Montero da oxígeno al Consell al solicitar suspensión fiscal un año más


Esto significaría que, como ya se acordó con la Comisión Europea para 2020 y 2021, los mecanismos de sanción contenidos en la Ley de Estabilidad Presupuestaria para las administraciones que no alcancen los objetivos de déficit tampoco se aplicarán en el próximo año. Una ampliación que beneficiará en particular a municipios como Valencia, que por su situación de subfinanciación no pueden cumplir con los requisitos de gasto marcados por el Gobierno central.

La pandemia permitió esquivar esa espada de Damocles con la que el Consell vive desde hace años y que en el pasado le ha obligado a idear planes de compensación y ajustes en sus cuentas públicas. Si Europa escucha la propuesta de Montero, le queda un año.

La titular del Ministerio de Hacienda anunció sus planes durante una comparecencia de prensa en la que presentó las proyecciones de déficit contenidas en el programa de estabilidad 2021-2024. Montero informó que el déficit público de 2020 fue del 10,09% del PIB, muy lejos de 2019 (2,86% del PIB) pero por debajo del pronóstico original de 11,3%. En 2021, la previsión es de 8,4, que es asumida en gran parte por la administración estatal.

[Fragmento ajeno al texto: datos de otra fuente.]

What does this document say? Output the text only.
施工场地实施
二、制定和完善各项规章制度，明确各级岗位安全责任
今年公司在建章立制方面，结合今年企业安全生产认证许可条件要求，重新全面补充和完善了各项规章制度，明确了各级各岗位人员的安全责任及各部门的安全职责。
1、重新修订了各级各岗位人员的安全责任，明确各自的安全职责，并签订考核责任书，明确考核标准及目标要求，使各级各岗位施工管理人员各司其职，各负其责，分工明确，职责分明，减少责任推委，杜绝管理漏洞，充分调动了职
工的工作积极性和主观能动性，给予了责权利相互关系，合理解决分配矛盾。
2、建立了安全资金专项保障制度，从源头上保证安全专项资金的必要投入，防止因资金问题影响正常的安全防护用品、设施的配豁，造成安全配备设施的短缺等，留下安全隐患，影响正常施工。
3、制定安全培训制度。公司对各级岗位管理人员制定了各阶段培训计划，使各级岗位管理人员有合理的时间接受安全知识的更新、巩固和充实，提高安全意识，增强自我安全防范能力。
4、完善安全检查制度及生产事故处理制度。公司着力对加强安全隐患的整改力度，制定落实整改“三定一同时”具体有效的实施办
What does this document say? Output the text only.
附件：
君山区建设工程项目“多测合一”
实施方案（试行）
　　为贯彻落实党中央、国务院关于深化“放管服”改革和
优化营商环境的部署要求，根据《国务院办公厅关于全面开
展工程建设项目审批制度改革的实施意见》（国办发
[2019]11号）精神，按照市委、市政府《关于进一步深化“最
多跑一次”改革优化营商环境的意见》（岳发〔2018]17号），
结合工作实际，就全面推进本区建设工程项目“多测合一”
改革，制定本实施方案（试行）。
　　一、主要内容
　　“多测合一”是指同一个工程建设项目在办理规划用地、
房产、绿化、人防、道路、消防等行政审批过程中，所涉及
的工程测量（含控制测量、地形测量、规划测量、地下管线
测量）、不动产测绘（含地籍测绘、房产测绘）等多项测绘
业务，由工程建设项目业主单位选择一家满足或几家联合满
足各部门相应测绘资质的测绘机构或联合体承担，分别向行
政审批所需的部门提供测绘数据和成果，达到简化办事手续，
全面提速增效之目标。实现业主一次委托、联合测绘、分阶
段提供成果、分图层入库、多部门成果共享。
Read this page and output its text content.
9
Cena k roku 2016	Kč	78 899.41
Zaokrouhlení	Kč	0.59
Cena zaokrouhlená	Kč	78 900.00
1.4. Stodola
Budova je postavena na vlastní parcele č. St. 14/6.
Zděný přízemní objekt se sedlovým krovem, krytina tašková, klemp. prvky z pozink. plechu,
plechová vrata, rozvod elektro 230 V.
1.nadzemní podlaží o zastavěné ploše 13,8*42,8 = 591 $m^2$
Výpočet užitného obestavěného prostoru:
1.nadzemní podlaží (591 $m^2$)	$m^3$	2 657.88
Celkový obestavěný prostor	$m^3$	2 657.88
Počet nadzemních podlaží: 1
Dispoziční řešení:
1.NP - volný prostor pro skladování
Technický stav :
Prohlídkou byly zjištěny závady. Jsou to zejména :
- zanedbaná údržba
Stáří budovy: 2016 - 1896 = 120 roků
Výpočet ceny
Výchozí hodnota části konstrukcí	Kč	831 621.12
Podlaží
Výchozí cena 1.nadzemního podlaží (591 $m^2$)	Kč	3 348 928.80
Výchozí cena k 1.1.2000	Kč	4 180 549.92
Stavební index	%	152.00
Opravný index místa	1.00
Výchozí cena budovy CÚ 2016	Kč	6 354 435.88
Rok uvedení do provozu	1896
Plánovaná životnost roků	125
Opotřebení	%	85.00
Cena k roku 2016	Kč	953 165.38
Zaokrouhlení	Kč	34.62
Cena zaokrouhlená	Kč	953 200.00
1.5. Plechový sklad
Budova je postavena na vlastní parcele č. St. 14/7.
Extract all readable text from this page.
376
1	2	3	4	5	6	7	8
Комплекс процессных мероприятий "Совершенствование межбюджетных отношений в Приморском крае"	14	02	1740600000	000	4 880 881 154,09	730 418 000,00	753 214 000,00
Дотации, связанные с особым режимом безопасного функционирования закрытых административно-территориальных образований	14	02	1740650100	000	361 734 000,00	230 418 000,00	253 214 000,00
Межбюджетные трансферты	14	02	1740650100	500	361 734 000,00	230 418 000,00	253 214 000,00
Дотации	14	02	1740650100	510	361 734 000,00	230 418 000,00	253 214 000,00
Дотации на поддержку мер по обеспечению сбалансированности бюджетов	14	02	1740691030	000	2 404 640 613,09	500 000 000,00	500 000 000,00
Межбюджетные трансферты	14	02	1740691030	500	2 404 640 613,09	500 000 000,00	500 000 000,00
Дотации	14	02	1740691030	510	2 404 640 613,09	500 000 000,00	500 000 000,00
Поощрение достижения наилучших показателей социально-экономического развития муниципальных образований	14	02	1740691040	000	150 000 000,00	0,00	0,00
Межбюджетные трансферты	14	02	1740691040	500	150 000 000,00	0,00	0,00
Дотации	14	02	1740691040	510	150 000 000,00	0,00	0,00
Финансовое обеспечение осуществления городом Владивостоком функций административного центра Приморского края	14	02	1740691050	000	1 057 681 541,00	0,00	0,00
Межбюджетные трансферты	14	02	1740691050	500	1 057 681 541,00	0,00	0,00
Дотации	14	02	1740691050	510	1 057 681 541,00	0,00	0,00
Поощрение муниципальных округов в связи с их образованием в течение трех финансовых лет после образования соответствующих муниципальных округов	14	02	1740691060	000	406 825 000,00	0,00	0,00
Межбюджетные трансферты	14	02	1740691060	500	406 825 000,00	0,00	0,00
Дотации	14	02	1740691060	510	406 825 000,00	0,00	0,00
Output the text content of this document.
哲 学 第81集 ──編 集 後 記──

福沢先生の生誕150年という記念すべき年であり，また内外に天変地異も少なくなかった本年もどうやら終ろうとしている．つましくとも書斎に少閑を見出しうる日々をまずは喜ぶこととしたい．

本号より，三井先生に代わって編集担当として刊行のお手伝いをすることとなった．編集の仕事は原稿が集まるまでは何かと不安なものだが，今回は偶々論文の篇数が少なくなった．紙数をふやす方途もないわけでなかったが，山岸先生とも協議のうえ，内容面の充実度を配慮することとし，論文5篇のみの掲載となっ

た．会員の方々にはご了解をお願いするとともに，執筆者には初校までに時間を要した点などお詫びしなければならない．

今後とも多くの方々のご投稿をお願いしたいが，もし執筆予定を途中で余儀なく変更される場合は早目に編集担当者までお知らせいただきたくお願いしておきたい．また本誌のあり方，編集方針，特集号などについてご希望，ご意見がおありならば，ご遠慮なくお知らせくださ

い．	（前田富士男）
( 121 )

La administración central por subsector tendrá un déficit del 6,3% del PIB en 2021; las comunidades autónomas, el 0,7% del PIB, y la seguridad social, el 1,5% del PIB, mientras que los negocios locales cerrarán en equilibrio.

Se prevé que el déficit público se reduzca al 5% en 2022, mientras que para las comunidades autónomas se reducirá al 0,6%. En 2023, la región debería cerrar en 0,4% y en 2024 en 0,2%. La ministra calificó 2020 como el año de mejora en las actividades ante el cese de la emergencia sanitaria y la consiguiente reducción de incentivos, aunque en este contexto destacó su interés en suspender la normativa presupuestaria en 2022.

Durante la comparecencia ante la prensa, Montoro se refirió al actual modelo de financiación, pero nunca abordó la cuestión de su reforma. Admitió que solo funciona bien cuando hay crecimiento económico pero “mal comportamiento” en tiempos de crisis. Sin embargo, este problema no se consideró prioritario. Se refería a las preguntas de los periodistas sobre la reforma tributaria, que el propio gobierno ve como un paso adelante del cambio en la financiación, pero ni siquiera ha podido fijar una fecha en el calendario.

Montero ha sido cauteloso al vincular cualquier tipo de reformas a estos rasgos con la superación de las actuales alarmas de salud y recuperación económica.

La transferencia continúa

Sin embargo, el ministro afirmó que el Gobierno central seguirá garantizando la solvencia de las comunidades autónomas con transferencias. Tras recordar al Gobierno que había realizado una transferencia de 16.000 millones de euros a los municipios en 2020, dijo que la transferencia de 13.000 millones de euros vence este año, sumando el dinero a los recursos ya asignados.

Montero no se pronunció sobre los criterios por los que el gobierno distribuirá estos fondos, aunque sí admitió que existen discusiones internas entre diferentes comunidades sobre los criterios que se deben utilizar. “Nadie está de acuerdo”, admitió el ministro.

En el reparto anterior de 16.000 millones de euros, la Comunidad Valenciana finalmente recibió 1.485,62 millones de euros. El importe supuso el 9,29% de la distribución total, porcentaje inferior al peso de la población valenciana en toda España, que es del 10,6%.